One hundred and forty five Asian children born at Sorrento Maternity Hospital, Birmingham, were reviewed at the age of 22 months. A significant association of iron deficiency and poor vitamin D state was found. Two fifths of the children were anaemic, two fifths had a low plasma concentration of vitamin D, and one fifth had both features. This was more than simple overlap of the two deficiencies; the children with low plasma vitamin D concentrations had significantly lower concentrations of haemoglobin and serum iron. On the other hand, the deficiencies were not merely individual features of generally poor nutrition; growth and other measures of protein energy nutrition were slightly better in these children, and their plasma zinc concentration was no lower than in the children without deficiencies. It seems, therefore, that child health surveillance as currently practised--for example, growth monitoring, clinical signs, etc--will not detect these problems unless a haemoglobin determination is included. In view of the association of poor iron and vitamin D state combined prophylaxis is desirable. At present, strategies for preventing rickets in this country are not combined with attempts to detect or prevent iron deficiency. In our opinion they should be and the options are discussed.

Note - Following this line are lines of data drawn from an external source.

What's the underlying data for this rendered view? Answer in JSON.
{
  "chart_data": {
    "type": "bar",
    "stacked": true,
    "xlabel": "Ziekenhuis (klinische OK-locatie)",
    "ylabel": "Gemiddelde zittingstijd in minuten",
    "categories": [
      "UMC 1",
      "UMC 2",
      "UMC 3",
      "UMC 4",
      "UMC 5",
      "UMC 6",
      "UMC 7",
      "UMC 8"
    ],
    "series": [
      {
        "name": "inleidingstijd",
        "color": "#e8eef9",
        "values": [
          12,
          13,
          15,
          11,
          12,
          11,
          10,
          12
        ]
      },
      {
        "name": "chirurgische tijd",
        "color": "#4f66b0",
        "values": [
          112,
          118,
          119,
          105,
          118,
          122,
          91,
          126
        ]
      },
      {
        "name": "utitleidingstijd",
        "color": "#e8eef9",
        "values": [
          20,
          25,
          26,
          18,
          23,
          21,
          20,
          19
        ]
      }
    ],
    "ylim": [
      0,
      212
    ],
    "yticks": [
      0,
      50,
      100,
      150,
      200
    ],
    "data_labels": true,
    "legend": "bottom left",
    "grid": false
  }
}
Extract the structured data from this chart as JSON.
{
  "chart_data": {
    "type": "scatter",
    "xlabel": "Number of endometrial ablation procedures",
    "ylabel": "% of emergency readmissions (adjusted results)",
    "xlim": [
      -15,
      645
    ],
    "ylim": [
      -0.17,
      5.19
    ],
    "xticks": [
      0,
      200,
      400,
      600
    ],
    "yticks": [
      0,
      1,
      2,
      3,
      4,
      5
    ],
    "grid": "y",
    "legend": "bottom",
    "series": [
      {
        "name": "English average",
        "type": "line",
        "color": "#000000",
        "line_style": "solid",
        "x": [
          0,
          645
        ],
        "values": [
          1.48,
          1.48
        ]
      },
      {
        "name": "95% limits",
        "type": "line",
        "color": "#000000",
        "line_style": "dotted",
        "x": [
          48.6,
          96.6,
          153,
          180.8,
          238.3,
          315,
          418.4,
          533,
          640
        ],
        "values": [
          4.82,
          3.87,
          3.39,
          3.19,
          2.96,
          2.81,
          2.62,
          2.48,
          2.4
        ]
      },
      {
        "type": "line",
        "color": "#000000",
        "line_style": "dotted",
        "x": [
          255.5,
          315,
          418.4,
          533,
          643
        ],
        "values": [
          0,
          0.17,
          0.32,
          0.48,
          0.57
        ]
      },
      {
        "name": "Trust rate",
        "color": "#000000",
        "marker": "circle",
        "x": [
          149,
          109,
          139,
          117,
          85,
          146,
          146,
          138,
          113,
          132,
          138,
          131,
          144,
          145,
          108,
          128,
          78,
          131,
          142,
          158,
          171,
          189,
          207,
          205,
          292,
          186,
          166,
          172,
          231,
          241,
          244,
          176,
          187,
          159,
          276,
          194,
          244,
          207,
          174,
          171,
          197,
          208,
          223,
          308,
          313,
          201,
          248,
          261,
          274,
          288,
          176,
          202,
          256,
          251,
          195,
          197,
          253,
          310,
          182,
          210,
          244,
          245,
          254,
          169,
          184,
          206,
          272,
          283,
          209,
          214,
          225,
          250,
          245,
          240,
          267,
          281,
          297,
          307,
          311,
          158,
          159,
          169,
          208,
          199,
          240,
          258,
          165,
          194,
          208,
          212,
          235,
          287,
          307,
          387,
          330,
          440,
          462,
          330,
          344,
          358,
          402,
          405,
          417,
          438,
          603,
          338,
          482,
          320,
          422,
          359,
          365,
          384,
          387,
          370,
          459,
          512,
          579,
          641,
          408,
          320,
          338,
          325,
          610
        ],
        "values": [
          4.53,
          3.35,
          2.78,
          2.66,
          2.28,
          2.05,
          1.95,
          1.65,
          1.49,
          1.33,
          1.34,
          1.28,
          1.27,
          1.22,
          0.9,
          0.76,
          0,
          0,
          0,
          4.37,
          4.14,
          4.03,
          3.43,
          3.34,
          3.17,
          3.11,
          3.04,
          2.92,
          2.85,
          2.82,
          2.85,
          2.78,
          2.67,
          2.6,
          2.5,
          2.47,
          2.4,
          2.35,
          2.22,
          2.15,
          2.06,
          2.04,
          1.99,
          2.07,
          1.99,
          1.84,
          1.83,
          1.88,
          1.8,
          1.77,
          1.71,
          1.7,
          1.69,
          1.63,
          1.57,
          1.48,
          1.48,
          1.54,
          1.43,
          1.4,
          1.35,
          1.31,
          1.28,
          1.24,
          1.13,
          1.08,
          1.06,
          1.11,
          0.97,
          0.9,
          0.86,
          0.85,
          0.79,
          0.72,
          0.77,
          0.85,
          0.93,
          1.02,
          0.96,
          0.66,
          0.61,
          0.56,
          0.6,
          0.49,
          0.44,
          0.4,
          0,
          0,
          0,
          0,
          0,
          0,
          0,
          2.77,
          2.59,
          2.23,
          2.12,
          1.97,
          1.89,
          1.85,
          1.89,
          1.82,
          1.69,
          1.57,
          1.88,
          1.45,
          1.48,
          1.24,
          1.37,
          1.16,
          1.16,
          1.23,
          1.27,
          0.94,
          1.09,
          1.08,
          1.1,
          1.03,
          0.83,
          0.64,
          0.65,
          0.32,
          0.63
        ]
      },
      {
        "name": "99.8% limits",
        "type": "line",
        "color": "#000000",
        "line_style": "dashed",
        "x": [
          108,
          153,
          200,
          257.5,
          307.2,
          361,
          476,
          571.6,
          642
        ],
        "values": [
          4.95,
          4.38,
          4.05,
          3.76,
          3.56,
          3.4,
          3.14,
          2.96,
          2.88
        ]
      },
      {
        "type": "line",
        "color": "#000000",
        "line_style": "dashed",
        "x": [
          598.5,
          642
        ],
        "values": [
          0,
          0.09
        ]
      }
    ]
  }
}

对出生于伯明翰索伦托妇产医院的145名亚洲儿童在22个月大时进行了评估。研究发现缺铁与维生素D状态不佳之间存在显著关联。五分之二的儿童贫血,五分之二的儿童血浆维生素D浓度较低,五分之一的儿童同时具有这两种特征。这不仅仅是两种缺乏症的简单重叠;血浆维生素D浓度低的儿童血红蛋白和血清铁浓度显著更低。另一方面,这些缺乏症并非普遍营养不良的个体特征;这些儿童的生长及蛋白质能量营养的其他指标稍好,且他们的血浆锌浓度并不低于无缺乏症的儿童。因此,目前实施的儿童健康监测——例如生长监测、临床体征等——除非包含血红蛋白测定,否则无法检测到这些问题。鉴于缺铁与维生素D状态不佳之间的关联,联合预防是可取的。目前,该国预防佝偻病的策略未与检测或预防缺铁的措施相结合。我们认为应该将二者结合起来,并对相关选项进行了讨论。